The library consists of those two files:
libTWI.h

#ifndef libTWI_h
#define libTWI_h

#include "Arduino.h"
#include "Wire.h"

class libTWI{
  public:
    libTWI(void);
    // other methods removed
  private:
    unsigned char buf;
   // all other stuff removed
};

#endif

libTWI.cpp:

#include "libTWI.h"
   
extern int duration;  // for debugging issue
// all other things but the standard constructor are removed
libTWI::libTWI(void) {
	  Wire.begin();  //when disabling that line, the constructor is not longer hanging!
	  duration = 500;
}

And this is the program:

#include <Wire.h> 
#include <libTWI.h> 

int led = 13;
int duration = 1000;

// the following line calls the default constructor
libTWI mySensor;  

void setup() {
  pinMode(led, OUTPUT);
}

void loop() {
  digitalWrite(led, HIGH); 
  delay(duration);         
  digitalWrite(led, LOW);  
  delay(duration);         
}

As you can see, the program is just a standard Blink program, which includes one member of my totally reduced library.
The constructor of libTWI calls Wire.begin() and changes (for debugging only) the value of duration to 500.

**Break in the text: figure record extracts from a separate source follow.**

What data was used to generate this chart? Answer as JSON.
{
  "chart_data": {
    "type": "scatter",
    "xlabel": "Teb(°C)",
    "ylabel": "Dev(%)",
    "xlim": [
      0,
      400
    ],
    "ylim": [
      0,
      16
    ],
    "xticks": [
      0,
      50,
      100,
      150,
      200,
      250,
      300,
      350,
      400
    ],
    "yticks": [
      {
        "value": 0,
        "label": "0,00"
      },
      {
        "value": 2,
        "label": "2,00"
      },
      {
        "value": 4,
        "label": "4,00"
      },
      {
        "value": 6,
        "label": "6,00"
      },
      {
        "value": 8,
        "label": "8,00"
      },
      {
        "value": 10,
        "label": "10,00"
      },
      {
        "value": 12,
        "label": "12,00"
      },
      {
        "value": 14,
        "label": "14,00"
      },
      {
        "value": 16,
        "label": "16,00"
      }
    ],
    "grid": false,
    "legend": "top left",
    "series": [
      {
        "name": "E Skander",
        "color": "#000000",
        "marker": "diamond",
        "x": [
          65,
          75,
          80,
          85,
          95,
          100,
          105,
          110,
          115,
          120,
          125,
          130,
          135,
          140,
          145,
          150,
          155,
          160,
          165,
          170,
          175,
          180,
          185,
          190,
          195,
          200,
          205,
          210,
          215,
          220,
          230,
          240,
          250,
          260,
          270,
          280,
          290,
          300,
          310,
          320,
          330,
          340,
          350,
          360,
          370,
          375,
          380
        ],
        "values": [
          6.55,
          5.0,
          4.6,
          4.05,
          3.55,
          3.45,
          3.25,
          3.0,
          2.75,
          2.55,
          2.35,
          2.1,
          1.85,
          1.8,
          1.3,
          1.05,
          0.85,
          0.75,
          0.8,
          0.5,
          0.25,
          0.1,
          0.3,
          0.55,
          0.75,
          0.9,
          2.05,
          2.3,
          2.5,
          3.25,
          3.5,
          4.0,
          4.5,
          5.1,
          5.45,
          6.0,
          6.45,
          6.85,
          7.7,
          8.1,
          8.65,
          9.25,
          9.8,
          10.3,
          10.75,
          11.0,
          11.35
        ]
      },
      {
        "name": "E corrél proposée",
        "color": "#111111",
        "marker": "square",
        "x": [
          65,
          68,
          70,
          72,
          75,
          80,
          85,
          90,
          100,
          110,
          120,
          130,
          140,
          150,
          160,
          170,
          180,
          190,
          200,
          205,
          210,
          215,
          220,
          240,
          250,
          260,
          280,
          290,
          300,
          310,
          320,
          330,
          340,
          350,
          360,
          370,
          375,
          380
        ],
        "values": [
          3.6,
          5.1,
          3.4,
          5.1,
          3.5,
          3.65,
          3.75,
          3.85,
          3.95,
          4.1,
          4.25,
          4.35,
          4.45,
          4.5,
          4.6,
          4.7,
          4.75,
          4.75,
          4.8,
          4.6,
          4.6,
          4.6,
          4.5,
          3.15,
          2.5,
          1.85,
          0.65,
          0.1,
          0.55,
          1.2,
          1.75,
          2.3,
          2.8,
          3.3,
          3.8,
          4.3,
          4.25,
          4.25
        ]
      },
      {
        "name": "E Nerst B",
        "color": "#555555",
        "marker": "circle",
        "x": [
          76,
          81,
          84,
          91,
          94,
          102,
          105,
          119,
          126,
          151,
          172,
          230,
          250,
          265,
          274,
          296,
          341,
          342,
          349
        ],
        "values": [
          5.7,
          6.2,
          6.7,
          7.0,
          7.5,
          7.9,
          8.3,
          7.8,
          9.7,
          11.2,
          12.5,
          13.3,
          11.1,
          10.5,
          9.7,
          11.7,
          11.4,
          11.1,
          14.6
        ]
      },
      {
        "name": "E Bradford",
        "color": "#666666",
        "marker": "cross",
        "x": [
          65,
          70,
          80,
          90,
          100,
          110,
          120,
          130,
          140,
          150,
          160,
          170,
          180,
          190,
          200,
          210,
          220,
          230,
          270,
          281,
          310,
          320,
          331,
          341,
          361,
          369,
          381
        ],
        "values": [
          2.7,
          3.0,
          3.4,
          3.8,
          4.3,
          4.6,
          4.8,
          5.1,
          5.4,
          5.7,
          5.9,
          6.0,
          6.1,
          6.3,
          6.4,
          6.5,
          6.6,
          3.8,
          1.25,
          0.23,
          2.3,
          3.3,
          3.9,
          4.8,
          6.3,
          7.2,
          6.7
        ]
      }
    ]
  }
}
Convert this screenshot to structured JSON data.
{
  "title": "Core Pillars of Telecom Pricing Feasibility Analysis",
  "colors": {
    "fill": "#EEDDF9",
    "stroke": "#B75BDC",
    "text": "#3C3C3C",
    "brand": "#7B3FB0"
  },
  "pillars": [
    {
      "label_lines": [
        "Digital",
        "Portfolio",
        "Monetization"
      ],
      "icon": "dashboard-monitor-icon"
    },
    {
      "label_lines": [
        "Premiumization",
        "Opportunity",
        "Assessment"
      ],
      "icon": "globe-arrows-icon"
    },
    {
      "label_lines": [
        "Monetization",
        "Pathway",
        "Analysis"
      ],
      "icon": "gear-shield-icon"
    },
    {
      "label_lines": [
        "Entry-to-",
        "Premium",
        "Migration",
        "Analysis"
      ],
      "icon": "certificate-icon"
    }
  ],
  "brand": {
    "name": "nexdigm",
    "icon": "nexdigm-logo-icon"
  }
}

If I download that program to the DUE, the DUE just hangs and is not starting the program (no blinking).

When I remove the Wire.begin() from the constructor, the program runs and is blinking with the expected higher frequency!

It looks like, that there is some weird interaction with the Wire library, I can't understand right now.

Any idea? What I am doing wrong? Why that works in the AVR world, but not here?